Applying artificial neural networks for systematic estimation of degree of fouling in heat exchangers

Abstract

Deposition of undesired materials on the heat transfer surface is one the most challenging problems for application of heat exchangers. Experimental measurements of degree of fouling are both difficult and time-consuming, and often do not provide accurate results. To overcome these problems, artificial neural networks (ANN) is employed for predicting the fouling factor from some easily measured variables of the system. Indeed, fouling factor is estimated as a function of density, velocity and temperature of the fluid, its oxygen content, hydraulic diameter of the fluid passage, surface temperature, and time.

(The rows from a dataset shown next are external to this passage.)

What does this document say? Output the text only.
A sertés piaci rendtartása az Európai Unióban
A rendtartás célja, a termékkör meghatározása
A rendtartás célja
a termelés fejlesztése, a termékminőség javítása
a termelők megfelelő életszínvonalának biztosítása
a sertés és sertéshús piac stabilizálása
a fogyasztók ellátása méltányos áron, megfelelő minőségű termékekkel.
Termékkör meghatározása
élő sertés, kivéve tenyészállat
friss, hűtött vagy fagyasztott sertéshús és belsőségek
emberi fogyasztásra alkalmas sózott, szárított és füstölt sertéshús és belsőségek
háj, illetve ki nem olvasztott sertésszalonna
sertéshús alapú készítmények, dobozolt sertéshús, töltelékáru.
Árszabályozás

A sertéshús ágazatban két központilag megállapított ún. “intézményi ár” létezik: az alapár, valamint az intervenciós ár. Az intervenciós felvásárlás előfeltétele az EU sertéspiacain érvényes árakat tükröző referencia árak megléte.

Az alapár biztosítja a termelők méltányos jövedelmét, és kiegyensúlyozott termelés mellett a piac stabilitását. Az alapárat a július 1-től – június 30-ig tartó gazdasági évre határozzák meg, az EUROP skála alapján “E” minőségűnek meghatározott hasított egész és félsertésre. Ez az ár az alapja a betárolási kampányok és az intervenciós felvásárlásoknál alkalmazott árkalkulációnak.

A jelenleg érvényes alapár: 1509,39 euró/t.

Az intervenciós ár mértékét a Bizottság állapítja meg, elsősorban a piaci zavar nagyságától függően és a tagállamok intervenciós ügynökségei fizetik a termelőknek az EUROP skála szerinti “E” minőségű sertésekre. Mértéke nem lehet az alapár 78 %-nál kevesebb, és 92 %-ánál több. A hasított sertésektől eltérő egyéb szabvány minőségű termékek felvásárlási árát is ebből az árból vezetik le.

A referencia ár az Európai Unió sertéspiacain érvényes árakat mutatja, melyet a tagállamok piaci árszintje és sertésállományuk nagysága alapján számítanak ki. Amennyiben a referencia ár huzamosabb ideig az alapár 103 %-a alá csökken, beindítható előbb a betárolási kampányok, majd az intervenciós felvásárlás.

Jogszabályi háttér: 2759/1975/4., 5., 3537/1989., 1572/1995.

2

Correlation matrix analyses justified that the highest interrelation exists between these independent variables and fourth roots of fouling factor.The ANN model was developed and validated using a huge databank including 11,626 experimental datasets for fouling factor in portable fouling research unit (PFRU) and single tube heat exchangers collecting from six different literatures. The best training algorithm and the optimum numbers of hidden neuron were determined through minimizing the computational effort and maximizing some statistical accuracy indices, respectively. It was concluded that Bayesian regulation backpropagation approach has the best performance among the considered training algorithms. Moreover, the two-layer perceptron neural network with ten hidden neurons was found as the best ANN topology. This ANN model predicts the experimental values of fouling factor with overall AARD%=5.42, MSE=0.0013, RMSE=0.0355, and R2=0.977819. The simplicity of the developed ANN model and its small levels of error for huge experimental databank are some of the key features of our model.